GN twins save lives, apply to schools

Dan Glaun

Jeremy and Joshua Feintuch’s first call as EMTs with the Great Neck Vigilant fire company was a tough one – a women in cardiac arrest who did not survive, despite an emergency rescue attempt.

“That was a big wake up call, I guess – welcome to the firehouse,” Joshua Feintuch said.

Since that day the twin brothers, both Great Neck natives, have saved lives, conducted CPR training and won awards for their emergency response work. 

It’s all part of their shared goal of becoming doctors. 

Both Joshua and Jeremy are recent graduates of New York University, and are currently applying to medical schools.

“We always knew that we wanted to go into the health field. We knew we wanted to be physicians in the future,” Jeremy Feintuch said. “But we kind of didn’t know how to start volunteering, how to do anything medically now at our age.”

Joshua and Jeremy grew up in Great Neck, the children of a speech pathologist and a dentist. They attended North Shore Hebrew Academy High School and both decided to attend NYU.

In the summer of 2010, after their first year at college, the Feintuch twins took EMT training in California and soon after applied to join Vigilant’s all-volunteer EMT corps.

The brothers have been working shifts ever since, and have won two departmental awards for ambulance call of the year.

“One year was for a cardiac arrest and we actually brought the woman back,” Jeremy Feintuch said.
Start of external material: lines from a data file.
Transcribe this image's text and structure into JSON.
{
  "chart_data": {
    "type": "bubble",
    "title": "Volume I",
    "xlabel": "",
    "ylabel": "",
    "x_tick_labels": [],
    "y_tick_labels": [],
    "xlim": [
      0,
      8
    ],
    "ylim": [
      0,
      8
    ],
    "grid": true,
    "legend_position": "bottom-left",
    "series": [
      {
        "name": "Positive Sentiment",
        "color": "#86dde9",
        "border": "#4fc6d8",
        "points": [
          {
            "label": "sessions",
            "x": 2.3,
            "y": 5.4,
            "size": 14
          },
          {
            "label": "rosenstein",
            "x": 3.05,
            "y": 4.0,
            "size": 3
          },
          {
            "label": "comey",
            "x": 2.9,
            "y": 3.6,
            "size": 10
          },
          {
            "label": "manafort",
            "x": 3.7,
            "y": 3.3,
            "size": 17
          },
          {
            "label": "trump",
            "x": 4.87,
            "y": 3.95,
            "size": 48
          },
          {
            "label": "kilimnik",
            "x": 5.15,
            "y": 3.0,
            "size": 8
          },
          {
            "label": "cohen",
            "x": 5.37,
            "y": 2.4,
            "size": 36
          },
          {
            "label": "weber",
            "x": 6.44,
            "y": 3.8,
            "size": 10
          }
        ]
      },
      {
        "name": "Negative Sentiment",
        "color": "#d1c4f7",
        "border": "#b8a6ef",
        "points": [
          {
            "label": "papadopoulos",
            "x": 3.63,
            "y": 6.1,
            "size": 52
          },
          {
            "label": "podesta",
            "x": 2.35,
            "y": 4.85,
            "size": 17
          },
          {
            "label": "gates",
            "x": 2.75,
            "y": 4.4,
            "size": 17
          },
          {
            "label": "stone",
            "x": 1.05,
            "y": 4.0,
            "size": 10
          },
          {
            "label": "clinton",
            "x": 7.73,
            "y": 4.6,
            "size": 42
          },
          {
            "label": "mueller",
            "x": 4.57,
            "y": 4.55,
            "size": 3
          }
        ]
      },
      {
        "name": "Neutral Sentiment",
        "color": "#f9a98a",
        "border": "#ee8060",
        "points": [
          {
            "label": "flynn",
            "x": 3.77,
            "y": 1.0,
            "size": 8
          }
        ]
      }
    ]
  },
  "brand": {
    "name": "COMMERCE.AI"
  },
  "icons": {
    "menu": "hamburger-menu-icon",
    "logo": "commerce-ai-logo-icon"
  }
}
On that call, the Feintuchs conducted CPR and shocked the stricken victim five times with a defibrillator before she was stabilized, he said.

On another award-winning response, the brothers incubated a patient suffering from acute chronic obstructive pulmonary disease, saving her life.
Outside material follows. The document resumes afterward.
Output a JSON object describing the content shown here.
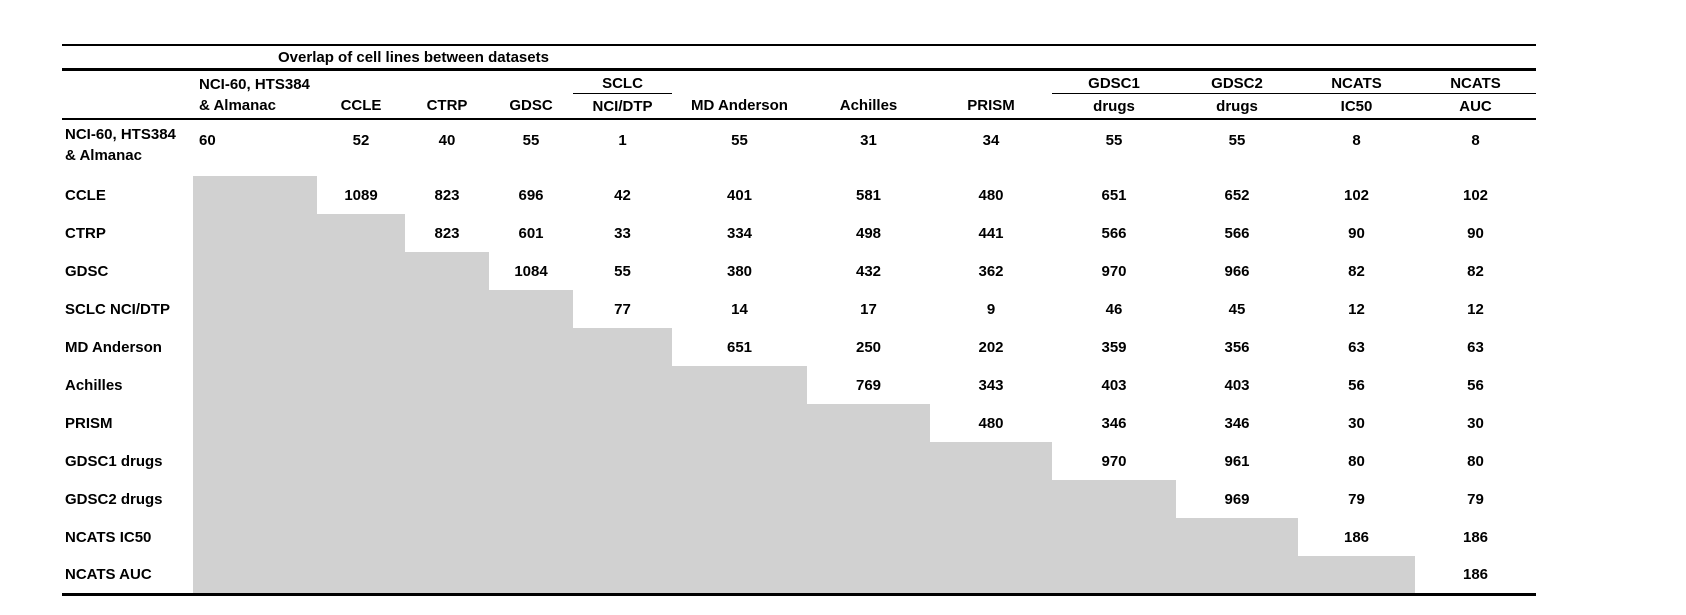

“That’s really when the work that you do really makes a difference, when you save a life,” Joshua Feintuch said.

Their work left an impression on Rabbi Esor Ben-Sorek, a Great Neck resident who was assisted by the brothers following a recent severe car accident with a UPS delivery truck.

“Jeremy and Joshua Feintuch took my vital signs, gave me comfort and reassurance,” Ben-Sorek wrote in a letter to the Great Neck News. “Great Neck can indeed be very proud of these fine young men and of Vigilant’s service to the community.”

The Feintuchs also won this year’s Basic Life Support Provider of the Year award from the Nassau Regional EMS Council for their work on a CPR training drive at the Great Neck public schools.

And for now, the twins are focused on impressing medical school admissions officers where, if their luck holds, they could once again end up in the same classrooms.

“We work well together,” Jeremy Feintuch said. “It’s a great thing to have someone at your side to work together with, especially at the firehouse.”